De repente se hizo un crudo silencio entre los dos. La frase fue una mota de polvo suspendida en un haz de luz.

—Se hace tarde —murmuró la joven, y se levantó de golpe.

—Espera, Aurora. —Pablo tiró de ella, tumbándola de nuevo en la cama—. Lo que hago es también por ti, no tengas duda. Algún día dirigiré una película. Grandiosa. De las que encogen el corazón desde el principio. Y tú serás mi estrella. Dalo por hecho. Algún día también cerraré el círculo de Carne de fieras; encontraré esos rollos y montaré el film tal y como lo concibió su guionista. Se lo debo a mis compañeros. A todos aquellos que soñaron un buen día que España podía ser Hollywood y se lo creyeron.

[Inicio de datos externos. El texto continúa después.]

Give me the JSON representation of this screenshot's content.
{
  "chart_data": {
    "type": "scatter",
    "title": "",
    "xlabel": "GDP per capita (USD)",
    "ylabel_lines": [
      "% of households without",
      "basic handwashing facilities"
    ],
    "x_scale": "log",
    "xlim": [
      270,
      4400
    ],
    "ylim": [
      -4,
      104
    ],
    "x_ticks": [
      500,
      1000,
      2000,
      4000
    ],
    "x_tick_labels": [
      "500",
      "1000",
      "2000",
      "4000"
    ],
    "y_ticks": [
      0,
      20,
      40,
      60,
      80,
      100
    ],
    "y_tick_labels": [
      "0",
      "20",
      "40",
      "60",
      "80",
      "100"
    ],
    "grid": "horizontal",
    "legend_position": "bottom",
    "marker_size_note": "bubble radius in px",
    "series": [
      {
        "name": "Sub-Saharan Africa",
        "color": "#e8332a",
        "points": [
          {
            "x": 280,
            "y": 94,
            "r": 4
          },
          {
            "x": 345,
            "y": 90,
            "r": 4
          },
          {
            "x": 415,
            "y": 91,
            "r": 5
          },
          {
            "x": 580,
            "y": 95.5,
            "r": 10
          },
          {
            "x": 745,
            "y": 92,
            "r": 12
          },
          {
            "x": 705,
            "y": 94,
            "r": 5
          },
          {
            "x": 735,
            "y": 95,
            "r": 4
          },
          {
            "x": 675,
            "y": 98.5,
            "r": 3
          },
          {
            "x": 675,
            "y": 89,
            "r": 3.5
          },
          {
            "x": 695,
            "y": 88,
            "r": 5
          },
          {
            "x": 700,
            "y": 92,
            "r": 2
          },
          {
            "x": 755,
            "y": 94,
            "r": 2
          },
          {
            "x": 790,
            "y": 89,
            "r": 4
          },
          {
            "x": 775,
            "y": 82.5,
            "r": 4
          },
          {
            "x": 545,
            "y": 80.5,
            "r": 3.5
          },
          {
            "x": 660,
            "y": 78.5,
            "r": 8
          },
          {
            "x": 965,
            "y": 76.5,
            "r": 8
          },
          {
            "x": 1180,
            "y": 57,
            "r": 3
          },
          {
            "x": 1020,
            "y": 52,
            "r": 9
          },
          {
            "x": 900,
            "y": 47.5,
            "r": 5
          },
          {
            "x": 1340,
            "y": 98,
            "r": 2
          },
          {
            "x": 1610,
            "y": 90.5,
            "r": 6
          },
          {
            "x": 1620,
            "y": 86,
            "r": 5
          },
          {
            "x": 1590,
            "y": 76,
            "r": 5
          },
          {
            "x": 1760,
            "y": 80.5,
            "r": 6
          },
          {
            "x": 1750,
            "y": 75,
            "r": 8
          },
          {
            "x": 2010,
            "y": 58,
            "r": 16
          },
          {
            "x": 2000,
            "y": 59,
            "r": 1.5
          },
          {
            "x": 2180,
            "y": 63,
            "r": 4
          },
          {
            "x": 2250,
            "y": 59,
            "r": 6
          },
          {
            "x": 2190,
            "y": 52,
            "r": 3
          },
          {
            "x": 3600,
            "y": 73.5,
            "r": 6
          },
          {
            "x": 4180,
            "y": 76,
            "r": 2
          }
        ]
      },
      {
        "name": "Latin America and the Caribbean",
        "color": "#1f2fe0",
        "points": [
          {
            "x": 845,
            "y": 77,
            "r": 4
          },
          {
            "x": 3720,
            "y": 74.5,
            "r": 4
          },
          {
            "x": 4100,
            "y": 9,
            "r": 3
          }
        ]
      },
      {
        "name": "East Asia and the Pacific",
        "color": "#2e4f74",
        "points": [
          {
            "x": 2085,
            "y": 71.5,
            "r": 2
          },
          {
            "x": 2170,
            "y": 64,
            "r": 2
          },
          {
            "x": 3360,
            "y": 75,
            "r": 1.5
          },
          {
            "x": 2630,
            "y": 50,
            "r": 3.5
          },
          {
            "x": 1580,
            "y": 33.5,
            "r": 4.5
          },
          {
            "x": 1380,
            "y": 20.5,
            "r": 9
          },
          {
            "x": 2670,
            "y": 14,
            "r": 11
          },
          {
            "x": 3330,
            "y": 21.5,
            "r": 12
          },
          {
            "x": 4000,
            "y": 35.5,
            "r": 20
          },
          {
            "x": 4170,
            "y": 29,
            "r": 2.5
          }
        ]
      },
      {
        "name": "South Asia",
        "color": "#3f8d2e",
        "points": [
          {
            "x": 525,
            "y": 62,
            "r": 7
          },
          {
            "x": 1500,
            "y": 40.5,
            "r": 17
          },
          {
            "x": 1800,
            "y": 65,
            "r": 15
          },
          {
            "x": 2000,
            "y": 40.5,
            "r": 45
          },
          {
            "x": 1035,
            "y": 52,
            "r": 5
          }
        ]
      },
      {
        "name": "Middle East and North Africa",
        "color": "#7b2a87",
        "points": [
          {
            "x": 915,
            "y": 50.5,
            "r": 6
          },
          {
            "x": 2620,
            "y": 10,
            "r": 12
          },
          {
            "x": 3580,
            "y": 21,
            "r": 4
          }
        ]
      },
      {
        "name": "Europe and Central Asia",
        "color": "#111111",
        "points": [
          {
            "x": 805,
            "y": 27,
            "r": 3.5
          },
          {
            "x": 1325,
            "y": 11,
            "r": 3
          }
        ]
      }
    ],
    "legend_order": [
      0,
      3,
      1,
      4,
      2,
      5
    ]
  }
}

—Que así sea, Pablo Aliaga —susurró Aurora guardándose las lágrimas. De nuevo volvió a pensar en esa ridícula bola plateada, que años atrás él depositó entre sus manos—. Debemos irnos ya.

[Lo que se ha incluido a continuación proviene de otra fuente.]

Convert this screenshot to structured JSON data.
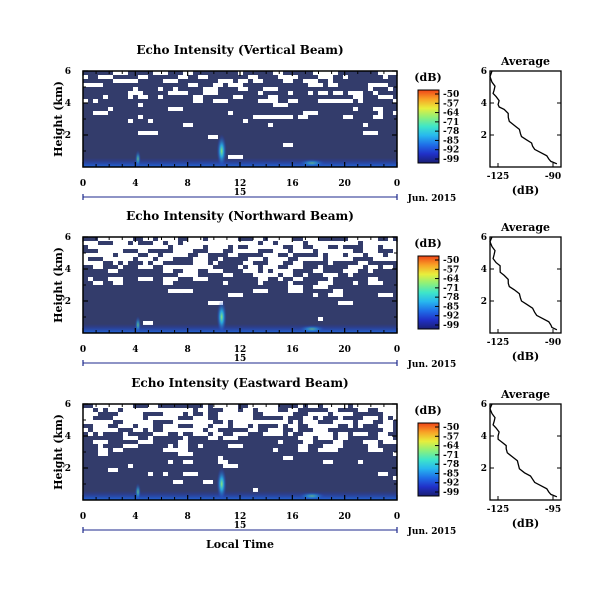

Pablo y Aurora procuraron decirse adiós sin dramas. Prometiéndose cartas diarias y alguna llamada, si los pesos lo permitían. Sin acordar la fecha de su siguiente encuentro, pero seguros de que no solo se produciría, sino que cambiaría sus destinos.

Al día siguiente, cuando Aurora imaginó lejos a Pablo y comprendió que había mantenido a Edwina fuera de su vida hasta ese momento, decidió que había llegado la hora de confesarse. Y se encaminó a Clavijeros.

—La doña no se halla —le aclaró una criada—. Salió de viaje.

—¿A dónde? —interrogó pasmada.

—No sé si platicarle. Le tengo harto miedo a la patrona.

—¡No seas necia! Edwina es como mi hermana.

—Pos fue a la capital, niña.

—¿Cuándo?

—Nomás el día después de la achicalada.

—¿El día después? —se asombró, cayendo en que había pasado por alto la agresión china—. ¿Y qué hace allí?

—¡Ay, no sé! La doña no da pasos sin huarache y porteó un baúl con ella.

—¿Dices uno de sus baúles? ¿De los que guarda en el altillo? —Conocer esto fue lo peor. Ella nunca movía su equipaje. Salvo que se hubiera marchado para no volver.

De repente se sintió abatida y dejó La Orgía Dorada sin mediar palabra. No era su inesperada marcha. Ni siquiera la partida de Pablo hacia el D. F. El motivo de su tristeza procedía de la intuición de que las cosas alrededor no iban por el camino de siempre. La cómoda rutina en la que estaba instalada se había hecho añicos.

Su pesadumbre procedía de una inquietante certeza: pronto, ella misma tendría que tomar decisiones sobre su vida. Y nada sería igual que antes.